Excellent explanation. Thank you. I doubt that moving him off 1B to the OF can be interpreted as being beneficial to the player physically or mentally. Is it a punishment for him booting balls at 1B? No, that would be very small-minded of them, but it is damn hard to understand the object of this exercise.


Agree John & emjay. If the biggest issue keeping him from the major leagues is defense at 1B, then he should be playing there.

Blaine Huff

Questions on the night….

1. Will the real Barrett Barnes please stand up?
2. Casey Hughston…has he ever met a pitch he wouldn’t swing at?
3. Will Craig…did I blink…when did he get an OPS approaching .750?


He’s been hitting doubles with some frequency lately, I’ve gathered from these reports. Looks like his bat is starting to catch up.


So much for Williams being ready to help the big club.

Kerry Writtenhouse

It’s one game, overreact much?

joe s

Seems the Pirates international signings are struggling again. Contrares and Portrareal both seem incapable of hitting. These two men were gigantic bonus babies, that is if $400,000 is a large amount. Pirates can not keep up this practice of hoping the player will be good based on prior successes. They have to sign better prospects even if they pay more and sign less players.

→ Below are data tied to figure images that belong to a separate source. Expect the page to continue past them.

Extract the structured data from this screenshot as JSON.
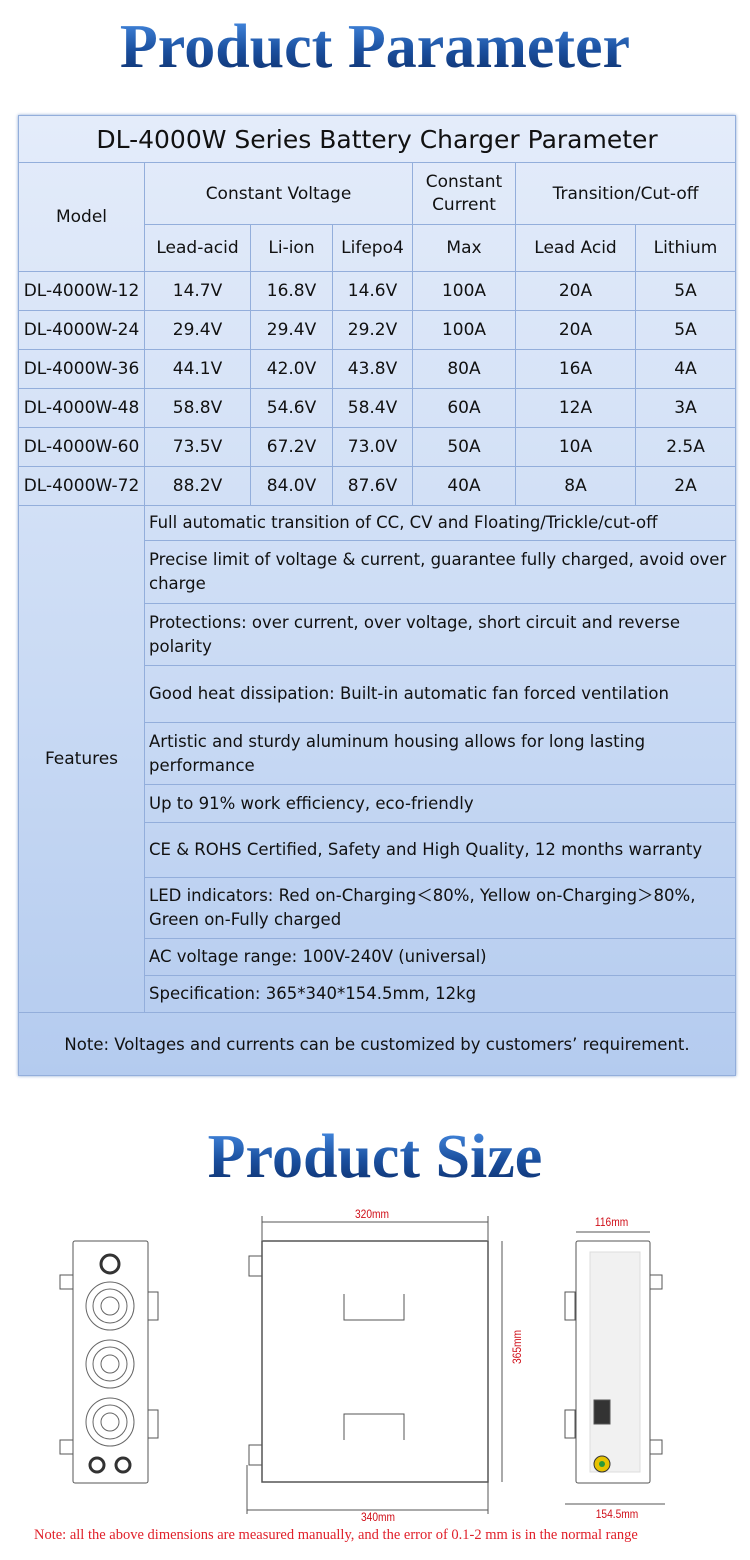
{
  "titles": {
    "parameter": "Product Parameter",
    "size": "Product Size"
  },
  "table": {
    "title": "DL-4000W Series Battery Charger Parameter",
    "headers": {
      "model": "Model",
      "constant_voltage": "Constant Voltage",
      "constant_current": "Constant Current",
      "transition": "Transition/Cut-off",
      "sub": [
        "Lead-acid",
        "Li-ion",
        "Lifepo4",
        "Max",
        "Lead Acid",
        "Lithium"
      ]
    },
    "rows": [
      [
        "DL-4000W-12",
        "14.7V",
        "16.8V",
        "14.6V",
        "100A",
        "20A",
        "5A"
      ],
      [
        "DL-4000W-24",
        "29.4V",
        "29.4V",
        "29.2V",
        "100A",
        "20A",
        "5A"
      ],
      [
        "DL-4000W-36",
        "44.1V",
        "42.0V",
        "43.8V",
        "80A",
        "16A",
        "4A"
      ],
      [
        "DL-4000W-48",
        "58.8V",
        "54.6V",
        "58.4V",
        "60A",
        "12A",
        "3A"
      ],
      [
        "DL-4000W-60",
        "73.5V",
        "67.2V",
        "73.0V",
        "50A",
        "10A",
        "2.5A"
      ],
      [
        "DL-4000W-72",
        "88.2V",
        "84.0V",
        "87.6V",
        "40A",
        "8A",
        "2A"
      ]
    ],
    "features_label": "Features",
    "features": [
      "Full automatic transition of CC, CV and Floating/Trickle/cut-off",
      "Precise limit of voltage & current, guarantee fully charged, avoid over charge",
      "Protections: over current, over voltage, short circuit and reverse polarity",
      "Good heat dissipation: Built-in automatic fan forced ventilation",
      "Artistic and sturdy aluminum housing allows for long lasting performance",
      "Up to 91% work efficiency, eco-friendly",
      "CE & ROHS Certified, Safety and High Quality,  12 months  warranty",
      "LED indicators: Red on-Charging＜80%, Yellow on-Charging＞80%, Green on-Fully charged",
      "AC voltage range: 100V-240V (universal)",
      "Specification: 365*340*154.5mm, 12kg"
    ],
    "note": "Note: Voltages and currents can be customized by customers’ requirement."
  },
  "dimensions": {
    "top_width": "320mm",
    "height": "365mm",
    "bottom_width": "340mm",
    "side_top": "116mm",
    "side_bottom": "154.5mm"
  },
  "footnote": "Note: all the above dimensions are measured manually, and the error of 0.1-2 mm is in the normal range",
  "colors": {
    "title_blue": "#1a4f9e",
    "table_bg": "#c9daf4",
    "dimension_red": "#d0101a"
  }
}
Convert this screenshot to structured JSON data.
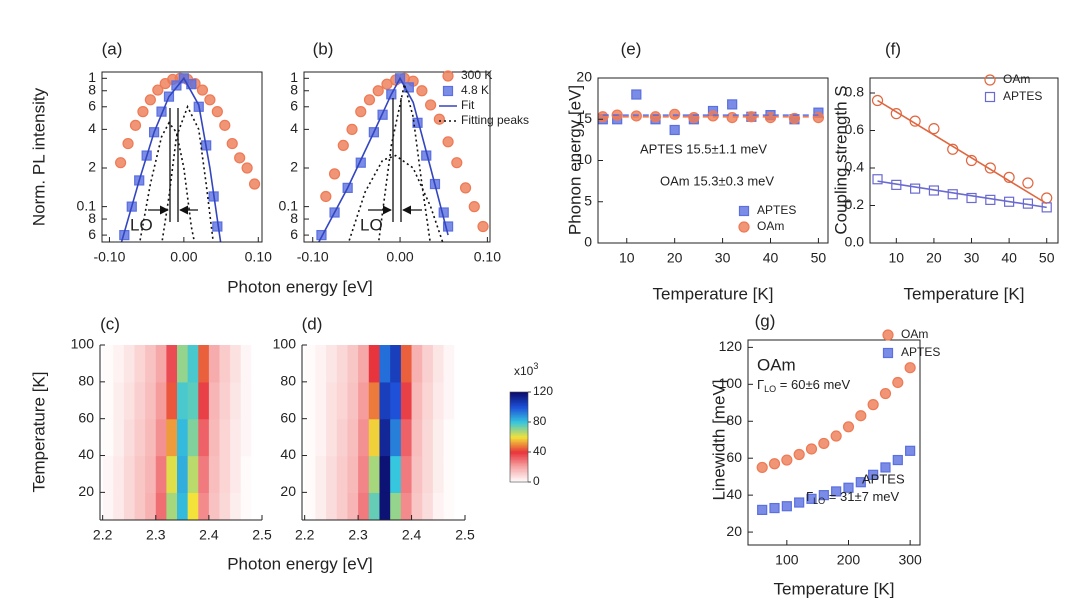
{
  "chart_data": [
    {
      "type": "scatter",
      "title": "(a)",
      "xlabel": "Photon energy [eV]",
      "ylabel": "Norm. PL intensity",
      "xlim": [
        -0.11,
        0.105
      ],
      "ylim": [
        0.053,
        1.12
      ],
      "yscale": "log",
      "xticks": [
        {
          "value": -0.1,
          "label": "-0.10"
        },
        {
          "value": 0,
          "label": "0.00"
        },
        {
          "value": 0.1,
          "label": "0.10"
        }
      ],
      "yticks": [
        1,
        {
          "value": 0.8,
          "label": "8"
        },
        {
          "value": 0.6,
          "label": "6"
        },
        {
          "value": 0.4,
          "label": "4"
        },
        {
          "value": 0.2,
          "label": "2"
        },
        0.1,
        {
          "value": 0.08,
          "label": "8"
        },
        {
          "value": 0.06,
          "label": "6"
        }
      ],
      "series": [
        {
          "color": "#ee7a55",
          "marker": "circle",
          "filled": true,
          "x": [
            -0.085,
            -0.075,
            -0.065,
            -0.055,
            -0.045,
            -0.035,
            -0.025,
            -0.015,
            -0.005,
            0.005,
            0.015,
            0.025,
            0.035,
            0.045,
            0.055,
            0.065,
            0.075,
            0.085,
            0.095
          ],
          "values": [
            0.22,
            0.31,
            0.43,
            0.55,
            0.68,
            0.81,
            0.91,
            0.98,
            1,
            0.98,
            0.91,
            0.81,
            0.68,
            0.55,
            0.43,
            0.31,
            0.24,
            0.2,
            0.15
          ]
        },
        {
          "color": "#5a6fe0",
          "marker": "square",
          "filled": true,
          "x": [
            -0.08,
            -0.07,
            -0.06,
            -0.05,
            -0.04,
            -0.03,
            -0.02,
            -0.01,
            0,
            0.01,
            0.02,
            0.03,
            0.04,
            0.045
          ],
          "values": [
            0.06,
            0.1,
            0.16,
            0.25,
            0.38,
            0.55,
            0.72,
            0.88,
            1,
            0.9,
            0.6,
            0.3,
            0.12,
            0.07
          ]
        },
        {
          "color": "#3346c0",
          "line": "solid",
          "x": [
            -0.085,
            -0.06,
            -0.04,
            -0.02,
            0,
            0.02,
            0.035,
            0.05
          ],
          "values": [
            0.05,
            0.16,
            0.38,
            0.72,
            1,
            0.62,
            0.2,
            0.05
          ]
        },
        {
          "color": "#111111",
          "line": "dotted",
          "x": [
            -0.06,
            -0.045,
            -0.03,
            -0.02,
            -0.01,
            0,
            0.01,
            0.015,
            null,
            -0.03,
            -0.02,
            -0.01,
            0.005,
            0.02,
            0.03,
            0.04
          ],
          "values": [
            0.05,
            0.15,
            0.35,
            0.45,
            0.38,
            0.2,
            0.07,
            0.05,
            null,
            0.05,
            0.12,
            0.35,
            0.6,
            0.4,
            0.15,
            0.05
          ]
        }
      ],
      "annotations": [
        {
          "text": "LO"
        }
      ]
    },
    {
      "type": "scatter",
      "title": "(b)",
      "legend": "upper right",
      "xlim": [
        -0.11,
        0.103
      ],
      "ylim": [
        0.053,
        1.12
      ],
      "yscale": "log",
      "xticks": [
        {
          "value": -0.1,
          "label": "-0.10"
        },
        {
          "value": 0,
          "label": "0.00"
        },
        {
          "value": 0.1,
          "label": "0.10"
        }
      ],
      "yticks": [
        1,
        {
          "value": 0.8,
          "label": "8"
        },
        {
          "value": 0.6,
          "label": "6"
        },
        {
          "value": 0.4,
          "label": "4"
        },
        {
          "value": 0.2,
          "label": "2"
        },
        0.1,
        {
          "value": 0.08,
          "label": "8"
        },
        {
          "value": 0.06,
          "label": "6"
        }
      ],
      "series": [
        {
          "name": "300 K",
          "color": "#ee7a55",
          "marker": "circle",
          "filled": true,
          "x": [
            -0.085,
            -0.075,
            -0.065,
            -0.055,
            -0.045,
            -0.035,
            -0.025,
            -0.015,
            -0.005,
            0.005,
            0.015,
            0.025,
            0.035,
            0.045,
            0.055,
            0.065,
            0.075,
            0.085,
            0.095
          ],
          "values": [
            0.12,
            0.18,
            0.3,
            0.4,
            0.55,
            0.68,
            0.8,
            0.9,
            0.97,
            1,
            0.95,
            0.8,
            0.62,
            0.48,
            0.32,
            0.22,
            0.14,
            0.1,
            0.07
          ]
        },
        {
          "name": "4.8 K",
          "color": "#5a6fe0",
          "marker": "square",
          "filled": true,
          "x": [
            -0.09,
            -0.075,
            -0.06,
            -0.045,
            -0.03,
            -0.02,
            -0.01,
            0,
            0.01,
            0.02,
            0.03,
            0.04,
            0.05,
            0.055
          ],
          "values": [
            0.06,
            0.09,
            0.14,
            0.22,
            0.38,
            0.52,
            0.75,
            1,
            0.85,
            0.45,
            0.25,
            0.15,
            0.09,
            0.07
          ]
        },
        {
          "name": "Fit",
          "color": "#3346c0",
          "line": "solid",
          "x": [
            -0.095,
            -0.06,
            -0.03,
            -0.01,
            0,
            0.015,
            0.035,
            0.055
          ],
          "values": [
            0.05,
            0.14,
            0.38,
            0.75,
            1,
            0.65,
            0.2,
            0.06
          ]
        },
        {
          "name": "Fitting peaks",
          "color": "#111111",
          "line": "dotted",
          "x": [
            -0.06,
            -0.04,
            -0.02,
            -0.005,
            0.015,
            0.035,
            0.05,
            null,
            -0.025,
            -0.01,
            0.005,
            0.015,
            0.025,
            0.035
          ],
          "values": [
            0.05,
            0.13,
            0.23,
            0.25,
            0.2,
            0.1,
            0.05,
            null,
            0.05,
            0.3,
            0.9,
            0.5,
            0.15,
            0.05
          ]
        }
      ],
      "annotations": [
        {
          "text": "LO"
        }
      ]
    },
    {
      "type": "heatmap",
      "title": "(c)",
      "xlabel": "Photon energy [eV]",
      "ylabel": "Temperature [K]",
      "xlim": [
        2.195,
        2.5
      ],
      "ylim": [
        5,
        100
      ],
      "xticks": [
        2.2,
        2.3,
        2.4,
        2.5
      ],
      "yticks": [
        20,
        40,
        60,
        80,
        100
      ],
      "x": [
        2.21,
        2.23,
        2.25,
        2.27,
        2.29,
        2.31,
        2.33,
        2.35,
        2.37,
        2.39,
        2.41,
        2.43,
        2.45,
        2.47,
        2.49
      ],
      "y": [
        10,
        30,
        50,
        70,
        90
      ],
      "z": [
        [
          2,
          5,
          9,
          13,
          18,
          30,
          68,
          82,
          60,
          25,
          14,
          9,
          4,
          1,
          0
        ],
        [
          2,
          5,
          9,
          13,
          17,
          28,
          62,
          84,
          66,
          28,
          15,
          10,
          5,
          1,
          0
        ],
        [
          1,
          4,
          8,
          12,
          16,
          24,
          52,
          82,
          72,
          32,
          16,
          10,
          5,
          2,
          0
        ],
        [
          1,
          4,
          7,
          11,
          15,
          22,
          44,
          78,
          76,
          38,
          17,
          11,
          6,
          2,
          0
        ],
        [
          1,
          3,
          6,
          10,
          14,
          20,
          36,
          70,
          78,
          45,
          19,
          12,
          7,
          2,
          0
        ]
      ]
    },
    {
      "type": "heatmap",
      "title": "(d)",
      "xlim": [
        2.195,
        2.5
      ],
      "ylim": [
        5,
        100
      ],
      "xticks": [
        2.2,
        2.3,
        2.4,
        2.5
      ],
      "yticks": [
        20,
        40,
        60,
        80,
        100
      ],
      "x": [
        2.21,
        2.23,
        2.25,
        2.27,
        2.29,
        2.31,
        2.33,
        2.35,
        2.37,
        2.39,
        2.41,
        2.43,
        2.45,
        2.47,
        2.49
      ],
      "y": [
        10,
        30,
        50,
        70,
        90
      ],
      "z": [
        [
          1,
          4,
          8,
          12,
          17,
          28,
          75,
          118,
          70,
          25,
          13,
          8,
          3,
          1,
          0
        ],
        [
          1,
          4,
          8,
          12,
          16,
          26,
          68,
          118,
          80,
          28,
          14,
          9,
          4,
          1,
          0
        ],
        [
          1,
          3,
          7,
          11,
          15,
          24,
          58,
          112,
          92,
          32,
          15,
          9,
          4,
          1,
          0
        ],
        [
          1,
          3,
          7,
          10,
          14,
          22,
          48,
          105,
          100,
          38,
          16,
          10,
          5,
          2,
          0
        ],
        [
          1,
          3,
          6,
          9,
          13,
          20,
          40,
          95,
          105,
          45,
          18,
          11,
          6,
          2,
          0
        ]
      ]
    },
    {
      "type": "scatter",
      "title": "(e)",
      "xlabel": "Temperature [K]",
      "ylabel": "Phonon energy [eV]",
      "legend": "lower right",
      "xlim": [
        4,
        52
      ],
      "ylim": [
        0,
        20
      ],
      "xticks": [
        10,
        20,
        30,
        40,
        50
      ],
      "yticks": [
        0,
        5,
        10,
        15,
        20
      ],
      "series": [
        {
          "name": "APTES",
          "color": "#5a6fe0",
          "marker": "square",
          "filled": true,
          "x": [
            5,
            8,
            12,
            16,
            20,
            24,
            28,
            32,
            36,
            40,
            45,
            50
          ],
          "values": [
            15,
            15,
            18,
            15,
            13.7,
            15,
            16,
            16.8,
            15.3,
            15.5,
            15,
            15.8
          ]
        },
        {
          "name": "OAm",
          "color": "#ee7a55",
          "marker": "circle",
          "filled": true,
          "x": [
            5,
            8,
            12,
            16,
            20,
            24,
            28,
            32,
            36,
            40,
            45,
            50
          ],
          "values": [
            15.3,
            15.5,
            15.4,
            15.3,
            15.6,
            15.2,
            15.4,
            15.2,
            15.3,
            15.2,
            15.1,
            15.2
          ]
        },
        {
          "color": "#5a6fe0",
          "line": "dashed",
          "x": [
            5,
            50
          ],
          "values": [
            15.5,
            15.5
          ]
        },
        {
          "color": "#ee7a55",
          "line": "dashed",
          "x": [
            5,
            50
          ],
          "values": [
            15.3,
            15.3
          ]
        }
      ],
      "annotations": [
        {
          "text": "APTES 15.5±1.1 meV"
        },
        {
          "text": "OAm 15.3±0.3 meV"
        }
      ]
    },
    {
      "type": "scatter",
      "title": "(f)",
      "xlabel": "Temperature [K]",
      "ylabel": "Coupling strength S",
      "legend": "upper right",
      "xlim": [
        3,
        53
      ],
      "ylim": [
        0,
        0.88
      ],
      "xticks": [
        10,
        20,
        30,
        40,
        50
      ],
      "yticks": [
        {
          "value": 0,
          "label": "0.0"
        },
        0.2,
        0.4,
        0.6,
        0.8
      ],
      "series": [
        {
          "name": "OAm",
          "color": "#e0663f",
          "marker": "circle",
          "filled": false,
          "x": [
            5,
            10,
            15,
            20,
            25,
            30,
            35,
            40,
            45,
            50
          ],
          "values": [
            0.76,
            0.69,
            0.65,
            0.61,
            0.5,
            0.44,
            0.4,
            0.35,
            0.32,
            0.24
          ]
        },
        {
          "name": "APTES",
          "color": "#6a6ad0",
          "marker": "square",
          "filled": false,
          "x": [
            5,
            10,
            15,
            20,
            25,
            30,
            35,
            40,
            45,
            50
          ],
          "values": [
            0.34,
            0.31,
            0.29,
            0.28,
            0.26,
            0.24,
            0.23,
            0.22,
            0.21,
            0.19
          ]
        },
        {
          "color": "#e0663f",
          "line": "solid",
          "x": [
            5,
            50
          ],
          "values": [
            0.76,
            0.21
          ]
        },
        {
          "color": "#6a6ad0",
          "line": "solid",
          "x": [
            5,
            50
          ],
          "values": [
            0.33,
            0.19
          ]
        }
      ]
    },
    {
      "type": "scatter",
      "title": "(g)",
      "xlabel": "Temperature [K]",
      "ylabel": "Linewidth [meV]",
      "legend": "upper right",
      "xlim": [
        37,
        316
      ],
      "ylim": [
        13,
        124
      ],
      "xticks": [
        100,
        200,
        300
      ],
      "yticks": [
        20,
        40,
        60,
        80,
        100,
        120
      ],
      "series": [
        {
          "name": "OAm",
          "color": "#ee7a55",
          "marker": "circle",
          "filled": true,
          "x": [
            60,
            80,
            100,
            120,
            140,
            160,
            180,
            200,
            220,
            240,
            260,
            280,
            300
          ],
          "values": [
            55,
            57,
            59,
            62,
            65,
            68,
            72,
            77,
            83,
            89,
            95,
            101,
            109
          ]
        },
        {
          "name": "APTES",
          "color": "#5a6fe0",
          "marker": "square",
          "filled": true,
          "x": [
            60,
            80,
            100,
            120,
            140,
            160,
            180,
            200,
            220,
            240,
            260,
            280,
            300
          ],
          "values": [
            32,
            33,
            34,
            36,
            38,
            40,
            42,
            44,
            47,
            51,
            55,
            59,
            64
          ]
        }
      ],
      "annotations": [
        {
          "text": "OAm"
        },
        {
          "symbol": "Γ",
          "subscript": "LO",
          "text": " = 60±6 meV"
        },
        {
          "text": "APTES"
        },
        {
          "symbol": "Γ",
          "subscript": "LO",
          "text": " = 31±7 meV"
        }
      ]
    }
  ],
  "colorbar": {
    "label": {
      "text": "x10",
      "superscript": "3"
    },
    "zlim": [
      0,
      120
    ],
    "zticks": [
      0,
      40,
      80,
      120
    ],
    "colorscale": [
      "#ffffff",
      "#f6a8a8",
      "#e8343c",
      "#f2e23a",
      "#36c6de",
      "#1e50d8",
      "#0b0b6a"
    ]
  }
}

Tito Polo signing bonus – <$100K, 2016 OPS .845 combined low A / high A
Pablo Reyes signing bonus <$100 K, 2016 OPS .670 (good for the FSL) high A

You've got it backwards, they need to quit wasting money on high profile signings and concentrate on finding the hidden gems.


and, off the top of my head I think Polanco $150K, Hanson $90K, and Marte $85K have proven that evaluating kids at 15 and signing them when they turn 16 is hardly a science.